- OpenAI, Anthropic, and other AI firms are running out of quality data for training their models.
- The could impede AI development as companies race to build the best products in the booming space.
- Companies are now exploring other ways to train AI, like using synthetic data, per the Journal.
Companies like OpenAI and Anthropic are scrambling to get their hands on one of AI’s most valuable resources: reliable data. That deficit could hinder the development of large language models that power their chatbots as the race to build the best products in the growing sector intensifies.
Typically, OpenAI’s ChatGPT and its chatbot competitors are trained on troves of information like scientific papers, news articles, and Wikipedia posts scraped from the web to generate human-like responses. The higher the quality and greater the trustworthiness of the data these models use, the more capable they are of producing accurate, desirable outputs, or so the theory goes.
Based on that, a shortage could make it harder for companies to make their AI products smarter. And there’s more than a 50{b35c98fb0b5373898aeb6e2d0db4f287402c3d8e7e09edb32fb78fc4e77f672b} chance that the demand for high-quality data will surpass the supply of available training material by 2028, Pablo Villalobos, an AI expert at research firm Epoch, told the Wall Street Journal.
So, why do tech firms appear to be scrambling for reliable information?
Firstly, only a slice of online data is generally suitable for AI training. That’s because most public information on the web contains sentence fragments and other textual flaws that can prevent AI from producing conversational responses. The lack of usable data is compounded by the slew of already AI-generated text on the internet that can pollute a model with nonsense — a process experts call “model collapse.”
On top of that, major news outlets, social-media platforms, and other public sources of information have restricted access to their content for training AI over concerns around copyright, privacy, and fair compensation. People, too, don’t seem keen on making their iMessage conversations and other private text data accessible for training purposes.
That’s leaving companies scrambling to find new data sources to beef up their tools. OpenAI, for instance, is discussing training GPT-5, which would be its most advanced model, on YouTube video transcripts, sources told the Journal.
OpenAI has also discussed creating a data market where providers can get paid for content that the company considers valuable for model training, sources familiar with the matter told the Journal. Google is reportedly considering a similar method, per the Journal, though researchers have yet to build a system to carry it out properly.
Other firms are experimenting with what they call synthetic data to further their models. Anthropic has fed internally generated data into its AI chatbot family Claude, Jared Kaplan, chief scientist at the startup, said in an October 2023 Bloomberg interview. OpenAI, which created ChatGPT, is also looking into that tactic, a spokesperson told the Journal.
Concerns around data scarcity come as users complain about the quality of AI chatbots.

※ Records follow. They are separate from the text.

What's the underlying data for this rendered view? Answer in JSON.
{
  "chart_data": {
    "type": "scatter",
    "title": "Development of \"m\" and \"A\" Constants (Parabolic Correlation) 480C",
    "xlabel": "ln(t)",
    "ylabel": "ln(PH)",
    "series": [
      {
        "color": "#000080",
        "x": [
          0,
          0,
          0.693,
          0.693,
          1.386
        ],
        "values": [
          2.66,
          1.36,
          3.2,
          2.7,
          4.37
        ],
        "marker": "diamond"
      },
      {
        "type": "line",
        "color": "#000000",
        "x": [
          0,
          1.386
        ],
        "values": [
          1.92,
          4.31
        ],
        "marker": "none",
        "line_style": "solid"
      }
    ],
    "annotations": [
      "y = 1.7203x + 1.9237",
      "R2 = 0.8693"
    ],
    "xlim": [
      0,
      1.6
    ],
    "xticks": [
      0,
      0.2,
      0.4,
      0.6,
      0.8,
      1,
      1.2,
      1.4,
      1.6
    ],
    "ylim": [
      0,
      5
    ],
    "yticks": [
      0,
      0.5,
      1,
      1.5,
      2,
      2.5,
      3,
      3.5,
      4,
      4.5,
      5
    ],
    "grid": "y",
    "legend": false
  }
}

Some users of GPT-4, OpenAI’s most advanced model behind ChatGPT, claim they’ve encountered problems getting the bot to follow instructions and respond to queries. Google paused its AI image generation feature on its model Gemini after users complained it produced historically inaccurate pictures of US presidents. AI models are generally prone to hallucinating false information they deem accurate.
While companies figure out how to continue training their models, some seem open to limiting the size of their AI in the meantime.
“I think we’re at the end of the era where it’s going to be these giant, giant models,” Sam Altman, the CEO of OpenAI, said at an MIT conference event in 2023. “And we’ll make them better in other ways.”
OpenAI and Google didn’t immediately respond to a request for comment from Business Insider before publication. Anthropic declined to comment.